Sweeping thoughts: School janitor publishes book of poems
By DONNA VICKROY Sun-Times Mediafirstname.lastname@example.org December 10, 2012 12:58AM
Custodian Sylvester Anderson holds the book of poetry he has written, "Life Through Celestial Lenses," at Palos West School where he works in Palos Park, Illinois, Monday, December 3, 2012. | Joseph P. Meier~Sun Times Media
Updated: January 11, 2013 6:25AM
While he’s sweeping classroom floors, replacing light bulbs and maintaining the boiler, Sylvester Anderson is thinking in verse.
“Mountains beware, You shall be moved, The sea will be silenced and parted I do believe, And faith will speak, Fear will sit and be quiet.”
The evening custodian for Palos West School in Palos Park has been a poet since about the third grade, when he wrote a tribute to his mother.

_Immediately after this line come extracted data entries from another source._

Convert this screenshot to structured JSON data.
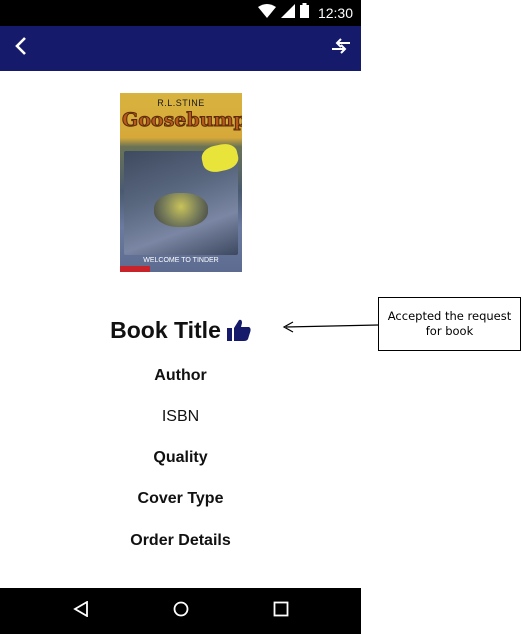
{
  "status_bar": {
    "time": "12:30",
    "icons": [
      "wifi-icon",
      "signal-icon",
      "battery-icon"
    ]
  },
  "app_bar": {
    "back_icon": "chevron-left-icon",
    "action_icon": "swap-icon",
    "color": "#151a6b"
  },
  "cover": {
    "author": "R.L.STINE",
    "series": "Goosebumps",
    "title": "WELCOME TO TINDER"
  },
  "book": {
    "title": "Book Title",
    "status_icon": "thumbs-up-icon",
    "author_label": "Author",
    "isbn_label": "ISBN",
    "quality_label": "Quality",
    "cover_type_label": "Cover Type",
    "order_details_label": "Order Details"
  },
  "nav_bar": {
    "icons": [
      "back-triangle-icon",
      "home-circle-icon",
      "recents-square-icon"
    ]
  },
  "annotation": {
    "text": "Accepted the request for book"
  },
  "colors": {
    "accent": "#151a6b",
    "thumb": "#151a6b"
  }
}
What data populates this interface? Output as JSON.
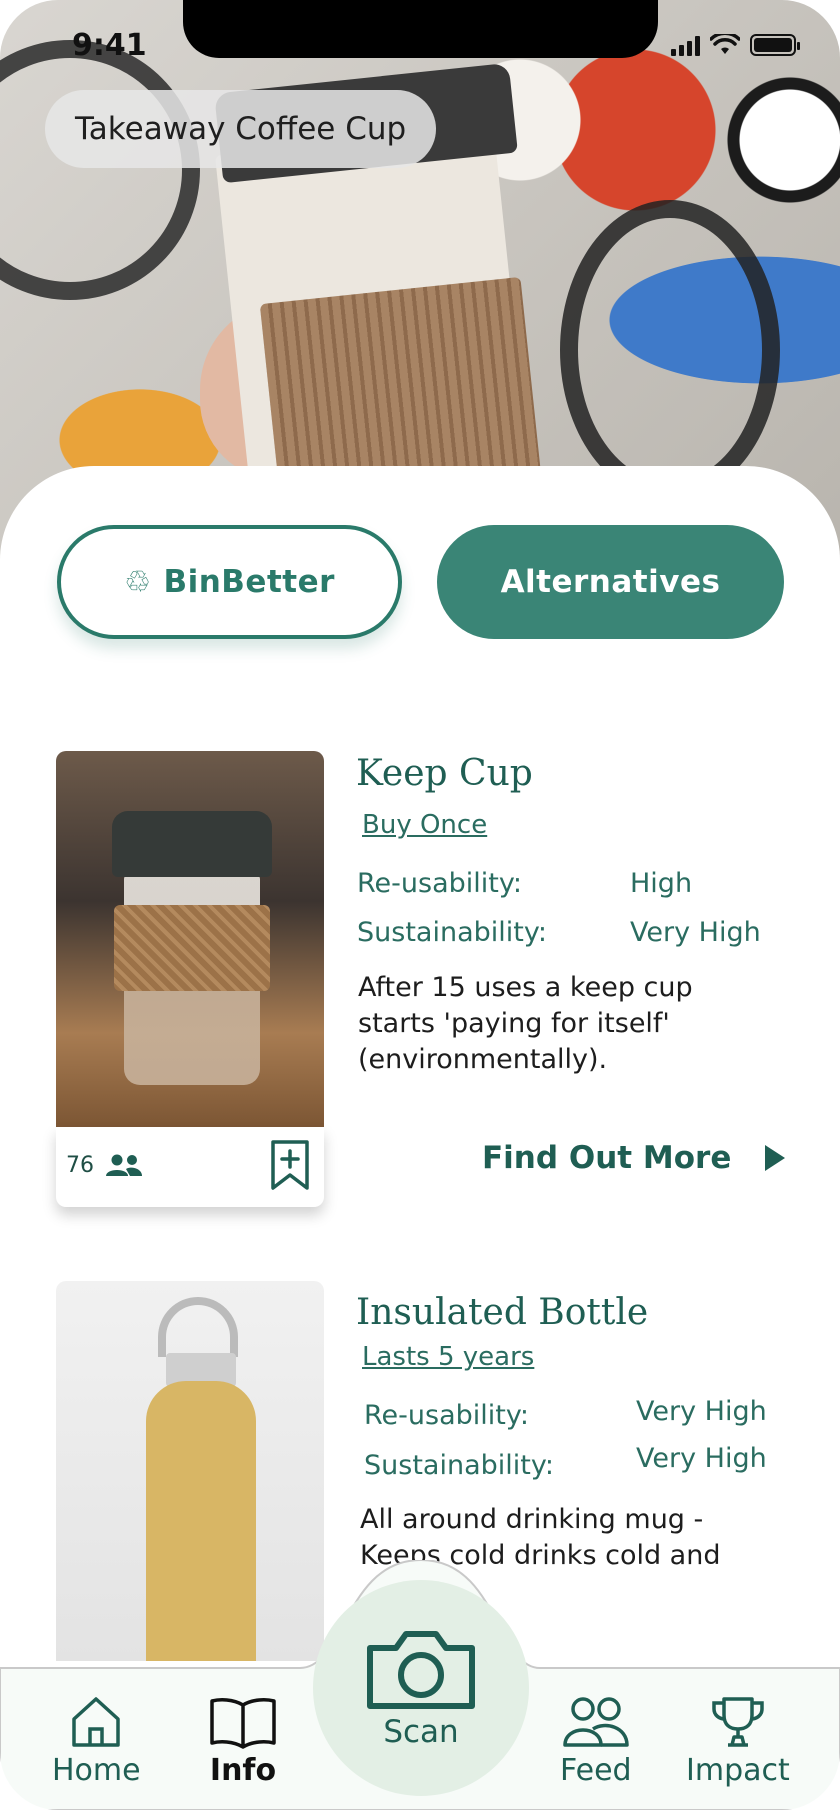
{
  "status_bar": {
    "time": "9:41"
  },
  "header": {
    "item_title": "Takeaway Coffee Cup"
  },
  "tabs": [
    {
      "label": "BinBetter",
      "icon": "recycle-icon",
      "active": false
    },
    {
      "label": "Alternatives",
      "active": true
    }
  ],
  "alternatives": [
    {
      "name": "Keep Cup",
      "tag": "Buy Once",
      "reusability_label": "Re-usability:",
      "reusability": "High",
      "sustainability_label": "Sustainability:",
      "sustainability": "Very High",
      "description": "After 15 uses a keep cup starts 'paying for itself' (environmentally).",
      "likes": "76",
      "cta": "Find Out More"
    },
    {
      "name": "Insulated Bottle",
      "tag": "Lasts 5 years",
      "reusability_label": "Re-usability:",
      "reusability": "Very High",
      "sustainability_label": "Sustainability:",
      "sustainability": "Very High",
      "description": "All around drinking mug - Keeps cold drinks cold and"
    }
  ],
  "nav": {
    "home": "Home",
    "info": "Info",
    "scan": "Scan",
    "feed": "Feed",
    "impact": "Impact"
  },
  "colors": {
    "accent": "#3a8576",
    "accent_dark": "#1f5e53",
    "scan_bg": "#e3efe5"
  }
}
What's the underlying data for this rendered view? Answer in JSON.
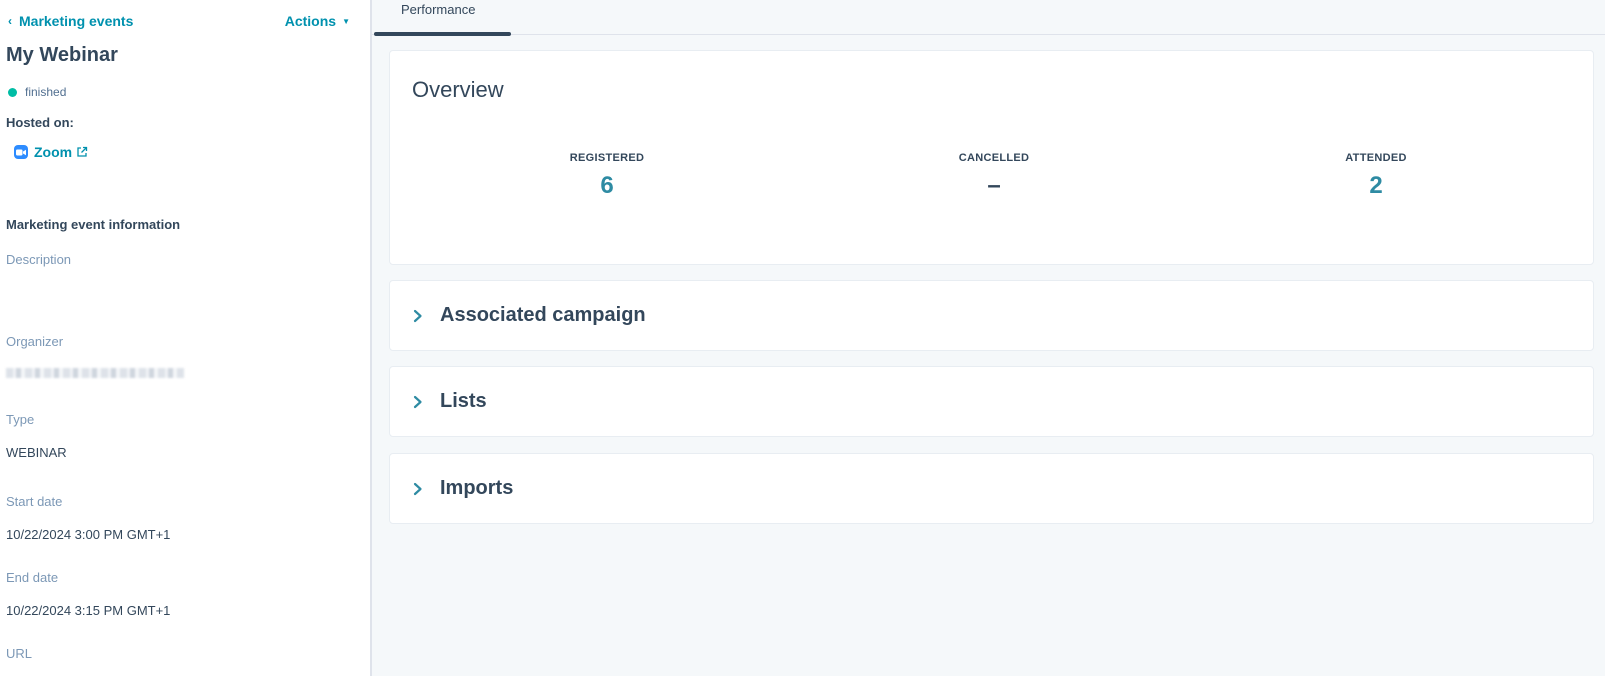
{
  "sidebar": {
    "back_label": "Marketing events",
    "actions_label": "Actions",
    "event_title": "My Webinar",
    "status": "finished",
    "hosted_label": "Hosted on:",
    "hosted_platform": "Zoom",
    "section_title": "Marketing event information",
    "fields": {
      "description_label": "Description",
      "organizer_label": "Organizer",
      "type_label": "Type",
      "type_value": "WEBINAR",
      "start_label": "Start date",
      "start_value": "10/22/2024 3:00 PM GMT+1",
      "end_label": "End date",
      "end_value": "10/22/2024 3:15 PM GMT+1",
      "url_label": "URL"
    }
  },
  "main": {
    "active_tab": "Performance",
    "overview": {
      "title": "Overview",
      "metrics": {
        "registered_label": "REGISTERED",
        "registered_value": "6",
        "cancelled_label": "CANCELLED",
        "cancelled_value": "–",
        "attended_label": "ATTENDED",
        "attended_value": "2"
      }
    },
    "sections": {
      "associated_campaign": "Associated campaign",
      "lists": "Lists",
      "imports": "Imports"
    }
  },
  "colors": {
    "accent_link": "#0091ae",
    "metric_value": "#2e8ba3",
    "status_dot": "#00bda5",
    "text": "#33475b",
    "muted_label": "#7c98b6",
    "zoom_blue": "#2d8cff"
  }
}
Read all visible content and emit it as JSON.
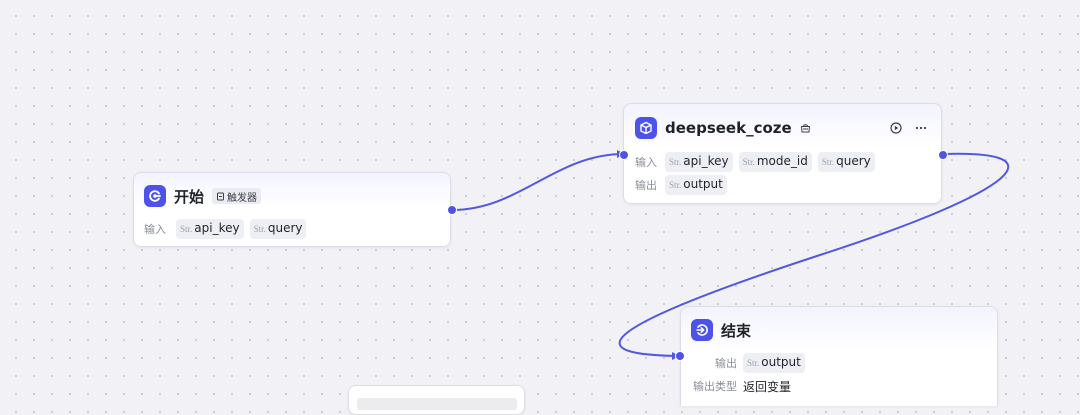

It read, “Dear Josie, I love you because you help me, when I get sores and pains, or when I get soaked in the rain . . . ”
It was so well -received by family members that it launched a lifelong hobby for the man who says he has always been an introspective soul.
“I try to be inspirational,” said Anderson, 47. “I try to keep people encouraged.”
And they return the favor.
For years, teachers and staff at Palos West told him he should publish the collection of poems written on scraps of paper in the trunk of his car. In October, he finally did.
His first book, “Life Through Celestial Lenses,” is a compilation of some of his favorite works. The paperback, available on demand through amazon.com, sells for $4.
“My sister and I surprised my mom with the first copy,” he said. “She said, ‘No one has ever done this for me.’ ”
Rosalie White, library media specialist at the school, said, “Sylvester is an incredibly talented writer who writes from his heart. He has spent years working to get a book published, not for his own recognition, but because he believes mostly in reaching out to others, giving others hope and inspiring.”
In mid-November, the staff surprised him with a book signing.
Principal “Ron Cozza told me there was an emergency in the media center,” Anderson said. “When I got there, there was a crowd of people, all clapping. There was a red carpet and everything.”
Teacher Jill Duffner said, “I used Sylvester’s personal story to inspire my second-grade class to use their talents and follow their dreams.”
Anderson, who lives in Alsip, also works part time as a custodian at Moraine Valley Community College’s Blue Island satellite campus. He and his wife, Lourdes, have three children and three grandchildren, as well as one on the way.
Since he was a boy, he’s been writing poems, mostly of a spiritual nature. He also writes personal poems and includes them in birthday cards.
“I was a shy, quiet kid in high school,” he said. Most of his thoughts ended up as poems, sometimes rhyming, always lyrical.
On the last day of school before winter break, he leaves a poem with a rose on each teacher’s desk.
Johnine Dugan, a retired teacher who now substitutes, said Anderson truly cares about each person at Palos West.
“He enters the classroom with a warm and friendly hello,” she said. “Oftentimes he will leave a single flower and a poem on the desks of all the female teachers’ classrooms that he cleans. He is a wonderful friend.”
Anderson said he finds inspiration in just about everything: people, music, his faith.
Among his biggest fans, in addition to his mother, is his sister, Elaine Mathis, of Country Club Hills.
“She wants to get me on ‘Ellen,’ ” Anderson said. “She is my agent, my manager, my marketer.”
In 2007, his sister’s son, Keith Mathis, 21, died of a gunshot wound.
“That really hit home, really made me appreciate life,” he said.
“I just try to appreciate everybody and everything, every day of my life,” he said. “This is how I express my thoughts and my feelings, as well as my faith. I’m not trying to tell people how to live. I’m just sharing what makes me, me.”
“Sylvester is a gift to our school,” pre-K teacher Lee Harwing said. “We are so glad he has now shared this gift with the rest of the world.”